Understanding Relative URLs in .NET with HttpClient

 I've been doing this a long time. More than 20 years as a web developer in various roles. Nearly all of it in the .NET Framework. And today I realized that I am still ignorant of some of the basics of how the internet is supposed to work. 

This week I ran into a nasty problem where one service was attempting to call another web service, but instead of getting a good result, I would get a 500 response from the called service. The strange thing was that the targeted service worked fine when called by Postman or curl. Even stranger, the targeted service did not log anything for the failed response. It's as if the call never happened.

I got deep into the bowels of our service libraries trying to figure out why the first service couldn't reach the second service. I dug into our middleware layers looking for problems with exception handling, with logging, and came up empty. No matter what I tried, my calling service always got a 500 response back. It made no sense at all.

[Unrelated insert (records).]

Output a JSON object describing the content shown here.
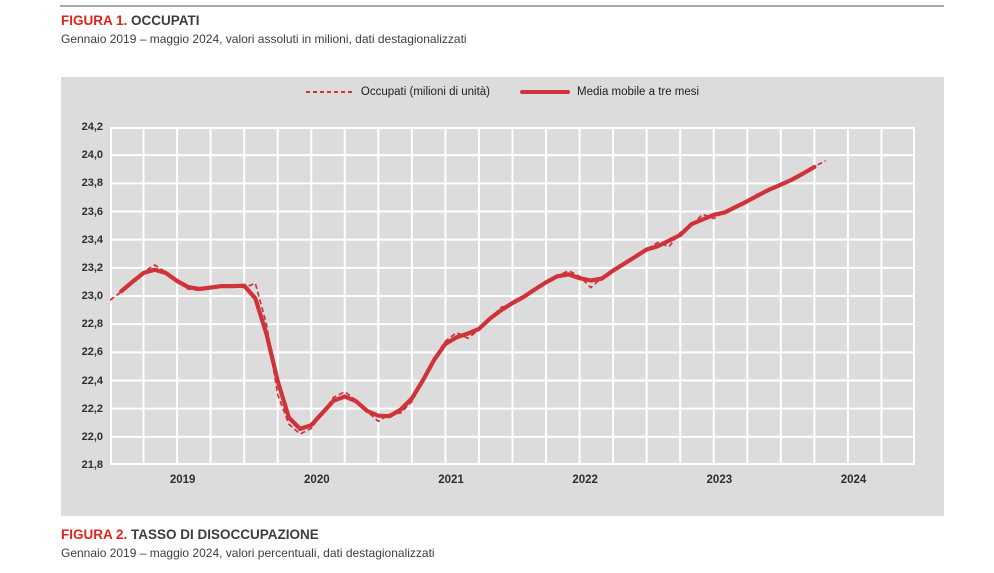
{
  "colors": {
    "accent_red": "#e2231a",
    "line_red": "#cf3339",
    "panel_gray": "#dcdcdc",
    "grid_white": "#ffffff",
    "text_dark": "#3d3d3d"
  },
  "figure1": {
    "label": "FIGURA 1.",
    "title": "OCCUPATI",
    "subtitle": "Gennaio 2019 – maggio 2024, valori assoluti in milioni, dati destagionalizzati"
  },
  "figure2": {
    "label": "FIGURA 2.",
    "title": "TASSO DI DISOCCUPAZIONE",
    "subtitle": "Gennaio 2019 – maggio 2024, valori percentuali, dati destagionalizzati"
  },
  "chart_data": {
    "type": "line",
    "title": "Occupati, gennaio 2019 – maggio 2024, milioni",
    "x_start": "2019-01",
    "x_end": "2024-05",
    "x_axis_years": [
      "2019",
      "2020",
      "2021",
      "2022",
      "2023",
      "2024"
    ],
    "x_axis_span_months": 72,
    "grid": true,
    "gridline_interval_months": 3,
    "ylim": [
      21.8,
      24.2
    ],
    "y_tick_step": 0.2,
    "y_tick_labels": [
      "24,2",
      "24,0",
      "23,8",
      "23,6",
      "23,4",
      "23,2",
      "23,0",
      "22,8",
      "22,6",
      "22,4",
      "22,2",
      "22,0",
      "21,8"
    ],
    "legend_position": "top-center",
    "series": [
      {
        "name": "Occupati (milioni di unità)",
        "style": "dashed",
        "color": "#cf3339",
        "frequency": "monthly",
        "values": [
          22.97,
          23.03,
          23.1,
          23.17,
          23.22,
          23.17,
          23.1,
          23.05,
          23.04,
          23.06,
          23.08,
          23.07,
          23.06,
          23.09,
          22.8,
          22.3,
          22.09,
          22.02,
          22.06,
          22.17,
          22.28,
          22.32,
          22.26,
          22.18,
          22.11,
          22.16,
          22.17,
          22.25,
          22.4,
          22.56,
          22.68,
          22.74,
          22.7,
          22.76,
          22.84,
          22.92,
          22.94,
          22.99,
          23.05,
          23.1,
          23.14,
          23.18,
          23.14,
          23.06,
          23.13,
          23.18,
          23.23,
          23.28,
          23.33,
          23.38,
          23.35,
          23.45,
          23.5,
          23.58,
          23.55,
          23.6,
          23.63,
          23.67,
          23.72,
          23.76,
          23.79,
          23.82,
          23.87,
          23.92,
          23.96
        ]
      },
      {
        "name": "Media mobile a tre mesi",
        "style": "solid",
        "color": "#cf3339",
        "derived": "centered 3-month moving average of series 0"
      }
    ]
  }
}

Another oddity was that I could get the service call to succeed in my local sandbox, but it wouldn't work deployed to an external environment. That is, it would work for things like "localhost:80/api/something" but not "http://test.mydomain.com/api/something". 

For .NET, you create an request using the HttpClient that specifies the Base Url and the HttpRequest specifies the Relative Url of the endpoint you're trying to reach. HttpClient uses the HttpRequest object to build the final URL being targeted. Like most web developers, I wrongly assumed that this was some formal way of joining the strings together.

After a lot of googling, I discovered my error. HttpClient follows the spec for Relative Uniform Resource Locators. RFC1801 Section 4  This means that the rules for joining a base URL with a relative URL are not as simple as joining two strings. As Walter Sobchak famously opined, "Mark it zero...there are rules!" This means you need to understand how relative paths are applied when creating a request.

The gist of it is this: your base URL needs to have a trailing slash if you expect the relative URL to be appended to the end without any additional changes. If you don't include a trailing slash, the last portion of the base URL gets treated like a resource on the relative path, and gets replaced by the relative URL.

base: http://a/b/c

relative: x/y

result: http://a/b/x/y

base: http://a/b/c/

relative: x/y

result: http://a/b/c/x/y

In my case my base URL was "http://test.mydomain.com/target-service" and my relative URL was "api/resource". What actually got called was "http://test.mydomain.com/api/resource". The result is that instead of the call going to the web service I expected, it was going to the default service, in this case it was the web UI service. The Web UI was expecting headers for authentication and such which the request did not have, so it threw a 500 error (it probably should have been a 401 which added a layer to this onion). This explains why I didn't get a 404, and I didn't see errors on the targeted service logs. I did indeed find error log entries for the failed call to the web UI service with the bad URL. (Bonus: the reason why it worked for localhost:80 was because HttpClient automatically appends the trailing slash for you when the base URL ends with a port number!)

There are quite a few Stack Overflow questions about this, with numerous comments complaining about this implementation, some people calling it a bug or wrong. Sorry, but Microsoft got it right, and sadly other than the spec, I could not google any tutorials that explain this is supposed to work. It's something you're bound to learn the hard way, I guess.